Using powermate dials with coot

From OS X Scientific Computing

Contents

Creating an interface for the Powermate Dial for COOT

Background

The Powermate dial can be used with coot. One could just assign the rotations to +/-y keys and be done with it, but this script gives you a way of having positive and negative rotations in all three cartesian directions. The F1 key is mapped to positive rotation, the F2 key to negative rotation, and the F3 key permits you to toggle through x, y, and z, on successive key presses. I then map F1 and F2 into the ordinary rotations on the powermate (using send key equivalents) and then I map F3 into the single click on the dial, making it easy to toggle through x, y and z. The press-and-rotate options remain available; I map these into scroll up and down, and put them on the slowest response setting, which makes contouring density easier to control than it is from my mouse scroll wheel.

The Dials Script

Here are two (presumably identical) versions. The first is my copy. The second is on the coot wiki site.

powermate-coot.scm

or

powermate-coot.scm


Running the Dials Script Within Coot

I have the following lines in my ~/.coot file:

 (let ((menu (coot-menubar-menu "Dials")))
 
   (add-simple-coot-menu-menuitem
    menu "PowerMate"
    (lambda ()
  ;;(load "/Users/wgscott/.coot-dials.scm")
  (load (append-dir-file (getenv "HOME") ".coot-dials.scm")))))

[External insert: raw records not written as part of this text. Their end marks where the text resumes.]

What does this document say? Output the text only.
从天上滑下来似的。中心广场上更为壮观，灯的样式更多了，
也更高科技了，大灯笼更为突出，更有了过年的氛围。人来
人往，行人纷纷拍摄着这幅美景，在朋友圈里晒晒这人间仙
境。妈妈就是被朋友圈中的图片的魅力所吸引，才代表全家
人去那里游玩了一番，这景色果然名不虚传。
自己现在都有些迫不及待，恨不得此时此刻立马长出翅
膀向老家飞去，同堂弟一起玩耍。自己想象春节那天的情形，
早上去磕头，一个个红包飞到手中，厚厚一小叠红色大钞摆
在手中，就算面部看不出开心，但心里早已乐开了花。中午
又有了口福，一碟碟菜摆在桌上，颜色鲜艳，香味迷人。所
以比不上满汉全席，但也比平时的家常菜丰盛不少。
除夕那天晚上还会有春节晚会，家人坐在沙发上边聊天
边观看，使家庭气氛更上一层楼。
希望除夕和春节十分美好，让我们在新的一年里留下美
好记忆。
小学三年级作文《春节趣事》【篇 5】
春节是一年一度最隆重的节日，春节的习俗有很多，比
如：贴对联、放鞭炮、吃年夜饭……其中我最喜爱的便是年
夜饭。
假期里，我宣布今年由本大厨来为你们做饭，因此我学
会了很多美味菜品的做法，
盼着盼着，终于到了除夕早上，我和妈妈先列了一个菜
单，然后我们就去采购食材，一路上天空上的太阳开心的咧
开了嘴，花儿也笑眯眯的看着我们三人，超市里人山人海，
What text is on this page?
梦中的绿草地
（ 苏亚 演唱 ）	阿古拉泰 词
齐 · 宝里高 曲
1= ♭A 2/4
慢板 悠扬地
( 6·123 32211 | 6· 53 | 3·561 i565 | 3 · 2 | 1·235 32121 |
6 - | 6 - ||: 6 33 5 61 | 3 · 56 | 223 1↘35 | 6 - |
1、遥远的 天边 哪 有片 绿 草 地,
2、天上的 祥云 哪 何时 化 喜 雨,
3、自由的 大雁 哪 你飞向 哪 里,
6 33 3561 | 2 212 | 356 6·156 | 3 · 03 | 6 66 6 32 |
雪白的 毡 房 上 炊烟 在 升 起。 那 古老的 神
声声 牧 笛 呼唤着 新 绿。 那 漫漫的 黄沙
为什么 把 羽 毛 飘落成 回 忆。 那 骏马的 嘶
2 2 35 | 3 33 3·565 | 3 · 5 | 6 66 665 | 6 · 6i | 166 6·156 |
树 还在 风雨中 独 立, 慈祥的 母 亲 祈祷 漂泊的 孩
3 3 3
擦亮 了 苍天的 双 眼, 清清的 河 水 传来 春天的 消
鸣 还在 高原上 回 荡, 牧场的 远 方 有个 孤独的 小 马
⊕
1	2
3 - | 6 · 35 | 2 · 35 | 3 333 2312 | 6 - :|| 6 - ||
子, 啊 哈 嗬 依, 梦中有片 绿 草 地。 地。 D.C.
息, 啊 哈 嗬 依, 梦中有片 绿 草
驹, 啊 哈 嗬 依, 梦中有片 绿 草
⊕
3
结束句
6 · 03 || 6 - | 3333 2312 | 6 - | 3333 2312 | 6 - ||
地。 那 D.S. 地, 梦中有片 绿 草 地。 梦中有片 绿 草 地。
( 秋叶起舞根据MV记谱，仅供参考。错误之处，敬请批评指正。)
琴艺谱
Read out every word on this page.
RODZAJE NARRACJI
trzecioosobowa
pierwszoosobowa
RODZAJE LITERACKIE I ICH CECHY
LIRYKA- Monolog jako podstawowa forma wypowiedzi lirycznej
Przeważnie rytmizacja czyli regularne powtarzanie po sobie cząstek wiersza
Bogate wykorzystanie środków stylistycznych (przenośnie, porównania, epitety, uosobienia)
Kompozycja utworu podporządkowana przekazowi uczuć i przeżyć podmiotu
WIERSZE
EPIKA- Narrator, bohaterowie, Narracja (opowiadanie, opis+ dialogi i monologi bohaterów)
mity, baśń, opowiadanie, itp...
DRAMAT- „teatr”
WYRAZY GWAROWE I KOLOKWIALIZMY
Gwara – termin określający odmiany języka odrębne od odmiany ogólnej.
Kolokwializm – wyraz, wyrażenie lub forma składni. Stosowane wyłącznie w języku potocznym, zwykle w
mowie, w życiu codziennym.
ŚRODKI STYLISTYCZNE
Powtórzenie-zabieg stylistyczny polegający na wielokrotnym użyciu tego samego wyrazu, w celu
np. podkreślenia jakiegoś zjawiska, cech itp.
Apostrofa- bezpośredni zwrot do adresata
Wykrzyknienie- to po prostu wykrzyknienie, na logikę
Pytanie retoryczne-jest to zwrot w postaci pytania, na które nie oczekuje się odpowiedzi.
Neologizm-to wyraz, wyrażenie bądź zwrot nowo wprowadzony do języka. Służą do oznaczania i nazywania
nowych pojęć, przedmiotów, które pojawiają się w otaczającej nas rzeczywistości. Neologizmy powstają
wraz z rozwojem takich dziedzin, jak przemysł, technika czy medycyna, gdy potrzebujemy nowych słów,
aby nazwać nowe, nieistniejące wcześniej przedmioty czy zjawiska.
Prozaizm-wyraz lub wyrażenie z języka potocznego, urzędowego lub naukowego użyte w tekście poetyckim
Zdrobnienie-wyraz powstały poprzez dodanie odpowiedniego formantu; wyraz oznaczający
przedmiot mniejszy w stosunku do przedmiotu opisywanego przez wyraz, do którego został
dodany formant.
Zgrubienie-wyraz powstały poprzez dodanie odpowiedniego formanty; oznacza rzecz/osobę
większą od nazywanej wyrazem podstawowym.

I also renamed the powermate-coot.scm file to ~/.coot-dials.scm in my home directory. The dot at the front keeps it invisible; that is the only reason for the change.

Making the Powermate Dial Available to Coot

This will be improved, but for now,

  1. Install the PowerMate Driver
  2. Program in analogy to what is done for PyMOL, but use "X11.app" as the application.